Llegada la noche, seguía en la misma situación. Quería ir al baño, así que no podía aguantar tanto la vejiga y ensuciaba la cama con mis orines. Pero no había señales de ella. Pensé, tal vez, que estaba preparando algo de comer o beber; pero los minutos pasaban y ya el hambre hacía estragos en mi estómago. Los cánticos de mis tripas parecían los de una ballena moribunda. Tenía frío y a la vez pavor. Algo peor vendría, estaba ya pensando en eso, cuando de pronto se abre la puerta y aparece ella, con la bata roja floreada que le compré como regalo y con dos platos de comida en cada mano. Mis plegarias habían sido escuchadas. Solo que, había cantado victoria antes de tiempo. Vació la comida sobre mí, especialmente sobre mis genitales. Poseída por alguna fuerza sobrenatural, se desvistió y empezó a frotarse sobre mí, embarrándose con las salsas y demás comestibles que yacían desparramados. Me lamía los pezones, el cuello, el vientre, hasta detenerse en mi pene y chuparlo hasta ponerlo duro nuevamente. Estuvo así por varios minutos hasta descargar toda mi humanidad en su cara. Había empezado a llorar y ella parecía no entender la humillación por la que me estaba haciendo pasar. Me abofeteó, gritándome que me callara, que sea hombre y aceptara sus requerimientos, porque más allá de todo placer también existe dolor, y ese dolor se convierte en placer.

Tres días después, la policía la encontraría ahorcada en el pomo de la puerta con el lazo de su bata, suspendida a pocos centímetros del suelo. El hedor del cuerpo descompuesto alarmó a los vecinos. Yo seguía amordazado y amarrado de manos y pies sobre la cama, con cortes en varias partes de mi cuerpo que me desangraron lenta y dolorosamente. Las heridas podrían sanar, pero el trauma de haber vivido al lado de una loca nadie me lo quitaría. Jamás logré entender por qué lo hizo, por qué cambió de un momento a otro si nunca le había dado motivos, es más, la estimulaba para que hiciera más cosas fuera de casa y no estar “atrapada” en ese amor casi psicodélico que expresó cada día de esos cinco años que compartimos juntos.

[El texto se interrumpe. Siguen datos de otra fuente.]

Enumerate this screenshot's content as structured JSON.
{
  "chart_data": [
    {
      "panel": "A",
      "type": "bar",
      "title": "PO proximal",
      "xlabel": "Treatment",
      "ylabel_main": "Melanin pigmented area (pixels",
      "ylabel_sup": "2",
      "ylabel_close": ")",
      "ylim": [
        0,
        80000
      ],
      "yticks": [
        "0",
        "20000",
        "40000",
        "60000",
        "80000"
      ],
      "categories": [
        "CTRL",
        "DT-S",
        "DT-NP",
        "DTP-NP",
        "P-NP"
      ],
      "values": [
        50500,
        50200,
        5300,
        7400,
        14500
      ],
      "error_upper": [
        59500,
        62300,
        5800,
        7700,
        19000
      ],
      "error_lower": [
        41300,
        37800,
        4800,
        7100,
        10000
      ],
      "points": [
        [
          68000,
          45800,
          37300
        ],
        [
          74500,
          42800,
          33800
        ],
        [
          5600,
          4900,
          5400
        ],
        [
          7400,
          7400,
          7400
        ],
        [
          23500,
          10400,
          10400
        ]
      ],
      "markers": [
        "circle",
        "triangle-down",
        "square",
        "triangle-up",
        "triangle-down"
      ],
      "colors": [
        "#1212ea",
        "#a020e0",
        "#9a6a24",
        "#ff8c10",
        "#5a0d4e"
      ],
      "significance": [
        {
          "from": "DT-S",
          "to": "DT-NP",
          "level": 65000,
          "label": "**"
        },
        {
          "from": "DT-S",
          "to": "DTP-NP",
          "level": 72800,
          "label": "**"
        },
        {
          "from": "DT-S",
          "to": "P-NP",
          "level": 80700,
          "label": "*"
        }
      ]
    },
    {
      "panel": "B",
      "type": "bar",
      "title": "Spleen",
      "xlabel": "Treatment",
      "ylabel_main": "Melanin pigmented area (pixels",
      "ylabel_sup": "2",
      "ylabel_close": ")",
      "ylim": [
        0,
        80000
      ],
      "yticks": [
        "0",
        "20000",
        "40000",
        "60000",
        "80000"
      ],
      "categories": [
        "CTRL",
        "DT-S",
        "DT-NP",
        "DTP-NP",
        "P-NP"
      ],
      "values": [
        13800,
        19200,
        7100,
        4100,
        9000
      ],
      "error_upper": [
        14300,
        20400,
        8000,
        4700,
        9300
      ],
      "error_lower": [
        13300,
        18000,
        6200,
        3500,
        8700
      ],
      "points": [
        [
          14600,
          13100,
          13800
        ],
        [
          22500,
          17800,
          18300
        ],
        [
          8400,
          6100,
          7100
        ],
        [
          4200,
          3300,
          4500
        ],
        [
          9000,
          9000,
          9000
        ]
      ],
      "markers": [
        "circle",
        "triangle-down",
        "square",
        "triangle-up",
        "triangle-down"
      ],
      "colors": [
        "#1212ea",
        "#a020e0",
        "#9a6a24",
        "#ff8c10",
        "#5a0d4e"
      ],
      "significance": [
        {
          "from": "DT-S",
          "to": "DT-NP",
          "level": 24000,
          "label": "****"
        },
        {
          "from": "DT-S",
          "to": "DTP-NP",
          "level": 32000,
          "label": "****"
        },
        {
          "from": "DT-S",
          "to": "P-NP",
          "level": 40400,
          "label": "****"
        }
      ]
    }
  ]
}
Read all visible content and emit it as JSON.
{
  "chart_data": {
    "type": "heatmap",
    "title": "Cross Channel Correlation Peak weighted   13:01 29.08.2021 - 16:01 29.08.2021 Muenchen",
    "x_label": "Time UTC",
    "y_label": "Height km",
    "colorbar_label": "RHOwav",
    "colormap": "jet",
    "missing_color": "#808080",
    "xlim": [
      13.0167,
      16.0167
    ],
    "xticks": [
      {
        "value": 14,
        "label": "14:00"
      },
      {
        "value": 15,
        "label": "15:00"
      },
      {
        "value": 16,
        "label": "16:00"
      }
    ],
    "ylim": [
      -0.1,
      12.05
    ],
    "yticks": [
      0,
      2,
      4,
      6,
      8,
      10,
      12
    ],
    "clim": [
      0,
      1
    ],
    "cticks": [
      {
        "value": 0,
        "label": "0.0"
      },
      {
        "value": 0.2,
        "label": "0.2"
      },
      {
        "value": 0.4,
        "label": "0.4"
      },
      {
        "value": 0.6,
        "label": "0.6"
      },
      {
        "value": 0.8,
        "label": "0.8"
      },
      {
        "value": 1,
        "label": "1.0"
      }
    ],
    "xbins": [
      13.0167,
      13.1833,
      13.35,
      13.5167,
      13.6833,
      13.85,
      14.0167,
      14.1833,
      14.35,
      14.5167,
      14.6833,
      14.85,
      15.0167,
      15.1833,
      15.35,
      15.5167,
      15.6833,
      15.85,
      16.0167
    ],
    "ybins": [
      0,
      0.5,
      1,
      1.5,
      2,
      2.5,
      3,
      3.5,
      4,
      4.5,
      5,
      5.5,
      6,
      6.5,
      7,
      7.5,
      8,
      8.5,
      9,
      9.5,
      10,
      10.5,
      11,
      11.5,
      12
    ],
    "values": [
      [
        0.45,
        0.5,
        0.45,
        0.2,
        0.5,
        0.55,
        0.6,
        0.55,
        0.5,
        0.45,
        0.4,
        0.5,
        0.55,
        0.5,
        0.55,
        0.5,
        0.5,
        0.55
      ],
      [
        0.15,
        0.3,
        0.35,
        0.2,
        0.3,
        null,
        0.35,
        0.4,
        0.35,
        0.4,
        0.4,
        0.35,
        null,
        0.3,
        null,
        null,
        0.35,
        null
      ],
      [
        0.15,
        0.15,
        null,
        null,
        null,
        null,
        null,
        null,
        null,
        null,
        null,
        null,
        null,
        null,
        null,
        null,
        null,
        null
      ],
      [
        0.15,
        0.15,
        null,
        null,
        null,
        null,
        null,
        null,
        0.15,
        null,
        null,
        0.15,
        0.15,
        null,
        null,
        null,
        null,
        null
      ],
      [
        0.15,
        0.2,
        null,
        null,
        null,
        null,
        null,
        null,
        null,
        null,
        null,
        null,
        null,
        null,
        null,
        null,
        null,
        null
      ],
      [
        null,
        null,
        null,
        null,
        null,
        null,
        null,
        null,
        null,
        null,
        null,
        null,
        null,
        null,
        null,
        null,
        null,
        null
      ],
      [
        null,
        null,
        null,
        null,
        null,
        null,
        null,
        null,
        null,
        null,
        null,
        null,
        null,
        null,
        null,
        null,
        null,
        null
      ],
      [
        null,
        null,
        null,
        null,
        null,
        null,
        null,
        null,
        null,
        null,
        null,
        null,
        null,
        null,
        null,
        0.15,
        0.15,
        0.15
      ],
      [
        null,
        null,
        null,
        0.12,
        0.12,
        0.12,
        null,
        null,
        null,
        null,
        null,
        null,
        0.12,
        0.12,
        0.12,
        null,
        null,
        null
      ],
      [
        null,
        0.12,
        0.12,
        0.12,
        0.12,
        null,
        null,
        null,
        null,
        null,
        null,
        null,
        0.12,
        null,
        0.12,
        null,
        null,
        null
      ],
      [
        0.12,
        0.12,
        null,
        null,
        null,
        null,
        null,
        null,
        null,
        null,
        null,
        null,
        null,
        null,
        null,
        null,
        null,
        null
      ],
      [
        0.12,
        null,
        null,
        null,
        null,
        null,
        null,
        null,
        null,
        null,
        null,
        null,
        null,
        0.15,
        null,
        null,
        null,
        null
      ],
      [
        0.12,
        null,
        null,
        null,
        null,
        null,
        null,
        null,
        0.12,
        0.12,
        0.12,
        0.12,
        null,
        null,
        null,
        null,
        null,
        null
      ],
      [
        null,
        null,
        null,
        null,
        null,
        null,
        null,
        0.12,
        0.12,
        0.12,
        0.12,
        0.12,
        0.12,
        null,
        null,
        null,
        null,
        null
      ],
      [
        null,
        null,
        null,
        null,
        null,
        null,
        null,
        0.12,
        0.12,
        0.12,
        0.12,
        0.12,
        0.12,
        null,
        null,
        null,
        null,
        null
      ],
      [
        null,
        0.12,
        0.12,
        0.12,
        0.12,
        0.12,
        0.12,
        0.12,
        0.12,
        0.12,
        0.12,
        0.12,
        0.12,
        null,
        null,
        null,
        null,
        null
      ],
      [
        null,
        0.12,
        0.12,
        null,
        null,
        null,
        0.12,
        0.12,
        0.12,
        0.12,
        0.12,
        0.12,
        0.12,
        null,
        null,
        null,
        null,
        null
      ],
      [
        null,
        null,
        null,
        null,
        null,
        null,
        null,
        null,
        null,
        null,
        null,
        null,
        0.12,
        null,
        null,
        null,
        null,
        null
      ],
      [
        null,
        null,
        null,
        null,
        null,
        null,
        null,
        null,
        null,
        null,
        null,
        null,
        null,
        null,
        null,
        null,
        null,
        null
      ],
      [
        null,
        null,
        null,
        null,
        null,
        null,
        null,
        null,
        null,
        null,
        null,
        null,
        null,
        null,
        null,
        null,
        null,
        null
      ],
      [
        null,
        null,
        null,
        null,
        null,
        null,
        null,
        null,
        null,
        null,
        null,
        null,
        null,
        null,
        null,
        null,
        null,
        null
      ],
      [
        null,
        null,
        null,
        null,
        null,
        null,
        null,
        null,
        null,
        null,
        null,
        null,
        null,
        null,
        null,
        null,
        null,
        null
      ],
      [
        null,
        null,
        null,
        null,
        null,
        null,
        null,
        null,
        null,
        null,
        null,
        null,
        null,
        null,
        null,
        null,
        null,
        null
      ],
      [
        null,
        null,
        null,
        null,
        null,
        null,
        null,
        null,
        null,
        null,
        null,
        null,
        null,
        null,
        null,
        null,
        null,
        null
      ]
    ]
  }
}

Quise entender llegando a la fuente de todo esto. Sus padres, su familia más próxima. Pero no pude hallar respuesta. Era una mujer tan normal como cualquiera, dijeron, consternados por el escabroso final que encontró ella de su propia mano. No podían culparme, ellos me conocían y sería impensable que, dentro de toda esta pesadilla kafkiana, fuera parte de un crimen del cual yo era la víctima.

Ya han pasado otros cinco años y aún no logro esclarecer qué fue lo que pasó aquel fin de semana. Siento un profundo dolor más por ella que por mí. Hasta el momento, no puedo rehacer mi vida, no doy cabida a nadie que quisiera traspasar la frontera de lo permitido.  No puedo. Tengo miedo de encontrarme con otro caso de ese tipo, aunque me resuene en mi mente que las cosas podrían cambiar si yo quisiera. Tal vez sea esa sonrisa bonachona y el sonido de su risa campechana, que no me lo permiten. Lo tengo grabado en mi mente y es muy difícil que pueda deshacerme de ella.